Ende des Jahres 2015 erhielt Aman Mizel eine Aufenthaltsgenehmigung und setzte sich umgehend mit dem Jobcenter in Verbindung. Mit Hilfe von Herrn Rausch fand er eine Wohnung in der Kesselstraße bei Herrn Dr. Kaulfürst. „Ich bleib ohne Arbeit bis Januar 2016, und bekomme das Geld von Jobcenter, eigentlich war ich mit mir selbst nicht zufrieden, weil ich das Geld ohne Arbeit bekomme“. Dr. Kaulfürst ermöglichte Aman Mizel ab Februar 2015 eine Teilzeit-Anstellung in seiner Praxis, 2 Stunden am Tag. Wenig später folgte Mizels Familie nach Bautzen. „Wir möchten in Bautzen bleiben. Ich habe schon meine Töchter in der Schule angemeldet, auch meine Frau besucht den Sprachkurs“. Seine 18-jährige Tochter lernt ebenfalls die Sprache und möchte gerne eine Berufsausbildung als Krankschwester machen. Seine kleine Tochter besucht die 4. Klasse und fühlt sich auch sehr wohl hier. Sie hat sich ganz fest vorgenommen, in Bautzen das Abitur zu schaffen.

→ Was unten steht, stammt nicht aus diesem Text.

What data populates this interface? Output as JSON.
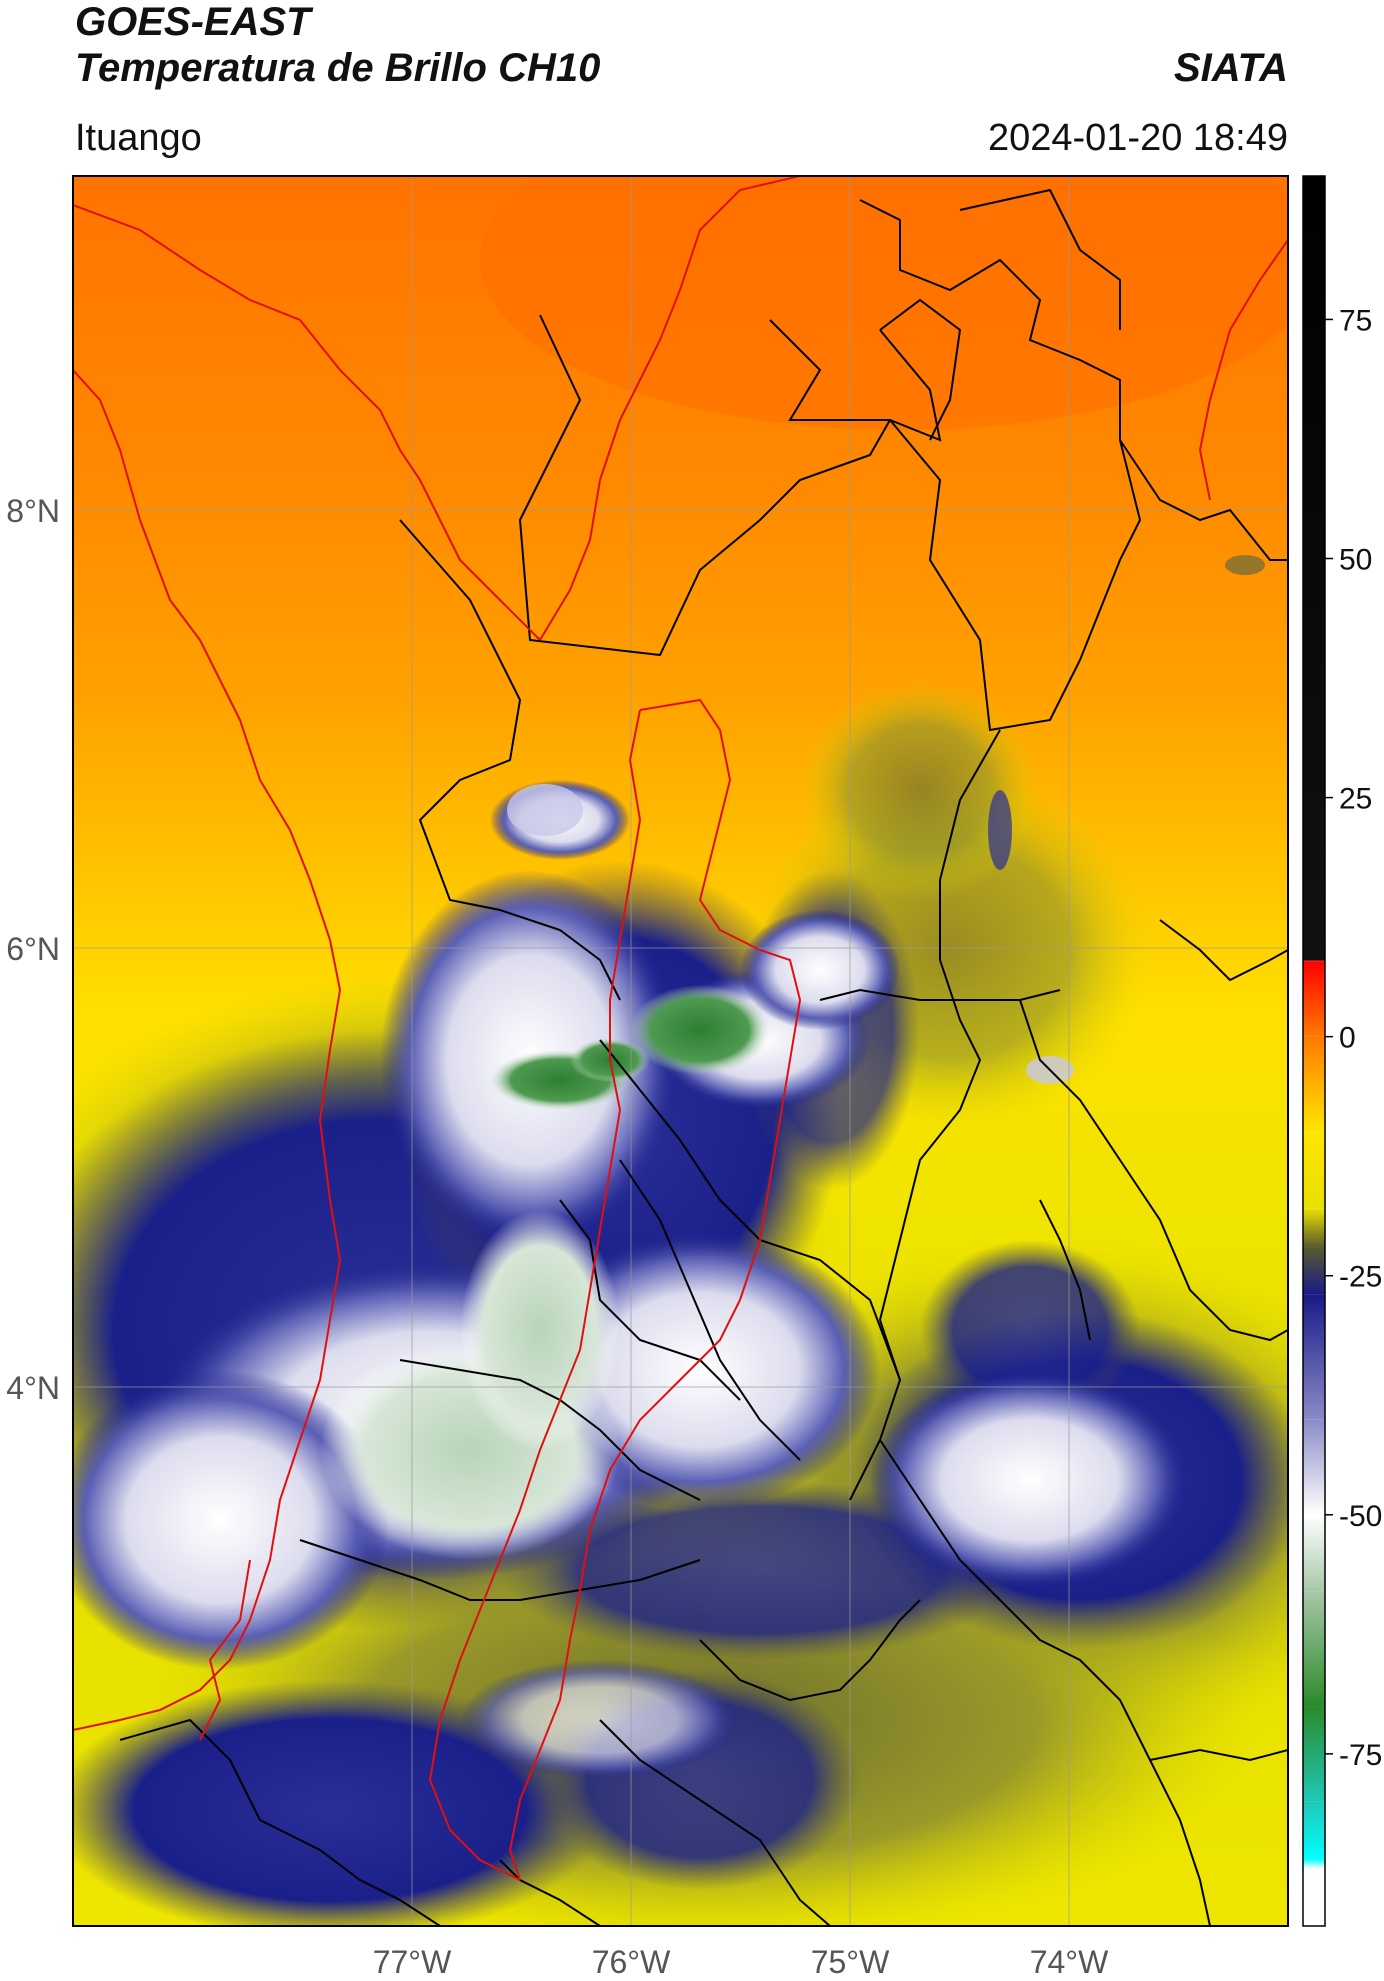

Oberbürgermeister Alexander Ahrens gab Aman Mizel die Chance, im Büro für Bürgerdialog in der Stadtverwaltung ein Praktikum zu machen. Hier kann er weiter an seiner Sprache arbeiten und Computerkenntnisse erlangen. Für Mizel ist es eine große Chance. Wie es nach dem mehrwöchigen Praktikum weiter geht, ist allerdings noch offen.